BOISE – U.S. Sen. Jim Risch would back doubling federal loan guarantees for U.S. uranium enrichment projects to $4 billion and awarding half to a proposed new Ohio plant, if that’s what it takes to help a competing proposal in Idaho that the first-term Republican fears could fall victim to politics.
Risch said in an interview Thursday the political clout of lawmakers in Ohio, an important battleground state in presidential politics, could wind up hurting efforts by French-owned Areva Inc. to secure the $2 billion the Department of Energy currently has set aside for loan guarantees to uranium enrichment projects.
USEC Inc. was told by the DOE in late July it wouldn’t get the guarantees because its partially built plant near Cincinnati wasn’t ready to go forward. Just a week later, however, the agency offered the Bethesda, Md.-based-company another six months before doing a final review of the loan application.
As a member of the GOP minority, former Idaho governor Risch has found himself in the role of stopper on Democrat-backed issues including expansion of union power, pollution-credit trading and President Barack Obama’s push to reform the U.S. health care system. But divvying up loan guarantees, especially if it favors a project in his backyard, is an area where the first-term senator said he’s willing to make a deal.
“There’s tremendous political pressure to favor USEC,” Risch said. “We’ve got to be very cautious in this.”
Areva wants to build its plant near Idaho Falls, not far from the Idaho National Laboratory nuclear research site.
But Idaho has just 1.5 million residents and four federal lawmakers; Ohio has nearly 12 million people, 20 lawmakers and is a bellwether state in national politics, something Risch says could sway decisions in Washington, D.C.
The DOE has yet to award a loan guarantee to Areva for its proposal, similar to a new plant it’s building in its home country.
The guarantees, when finally awarded, won’t necessarily go to a single company, and could still be divided.
“We’re reviewing their application right now, and will make a decision as soon as we’re able to do that,” said Stephanie Mueller, a DOE spokeswoman in Washington, D.C.
Lawmakers in states that would benefit from the projects are vying for the federal guarantees, which will help lure investors and reduce the cost of borrowing because the U.S. government promises to step in and assume private debt obligations if the borrower defaults.
The $2 billion guarantees were part of the federal Energy Policy Act passed in 2005 to speed nuclear energy facilities.

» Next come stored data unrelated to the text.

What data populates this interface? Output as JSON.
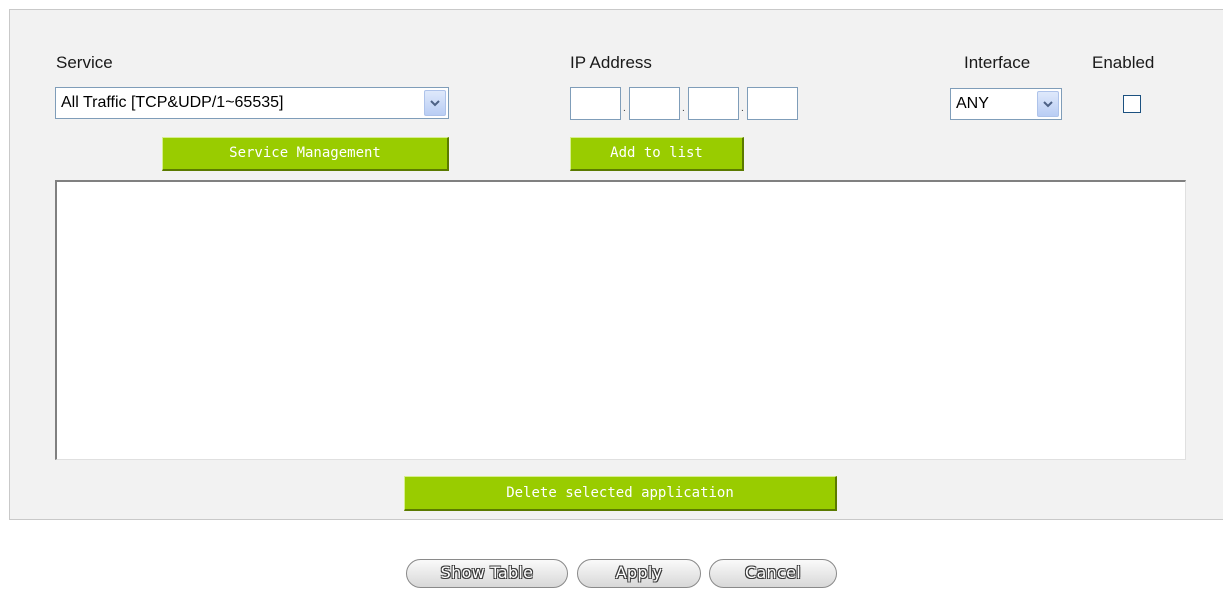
{
  "form": {
    "service_label": "Service",
    "service_selected": "All Traffic [TCP&UDP/1~65535]",
    "ip_label": "IP Address",
    "ip_octets": [
      "",
      "",
      "",
      ""
    ],
    "interface_label": "Interface",
    "interface_selected": "ANY",
    "enabled_label": "Enabled",
    "enabled_checked": false,
    "service_management_label": "Service Management",
    "add_to_list_label": "Add to list",
    "delete_selected_label": "Delete selected application"
  },
  "footer": {
    "show_table_label": "Show Table",
    "apply_label": "Apply",
    "cancel_label": "Cancel"
  },
  "colors": {
    "green_button": "#99cc00",
    "panel_background": "#f2f2f2"
  },
  "icons": {
    "dropdown": "chevron-down-icon"
  }
}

USEC CEO John Welch, who has struggled to attract financing for his $3.5 billion plant, says its success may depend on whether USEC wins guarantees.
When the Department of Energy told Welch July 28 his proposal wasn’t ready, he announced he was “shocked” and immediately wrote Obama urging a change of heart.
And U.S. House Republicans including Ohio Rep. Jean Schmidt, who represents the district where the USEC plant will be built, and Tennessee Rep. Zach Wamp, whose district includes a plant where equipment is being made for the Ohio facility, organized rallies to pressure DOE Secretary Steven Chu to reconsider.
Chu did exactly that last week, opting to give USEC “the time it needs to more fully test its technology and develop additional financial support for the project,” according to a statement.
For Risch, this is a sign of just how high the stakes are – and an indication that expanding loan guarantees, rather than limiting them to the $2 billion USEC and Areva are both vying for, may be the best way to ensure Areva’s project outside Idaho Falls is completed.
“I have no problem with (expanding guarantees.) We’re talking guarantees, we’re not talking about cash grants,” Risch said. “These outfits know what they’re doing, neither one of them are slouches.”
Areva aims to start construction in 2011, creating about 800 construction jobs and 300 full time jobs in eastern Idaho. If approved, the Eagle Rock plant is scheduled to be operating by 2014.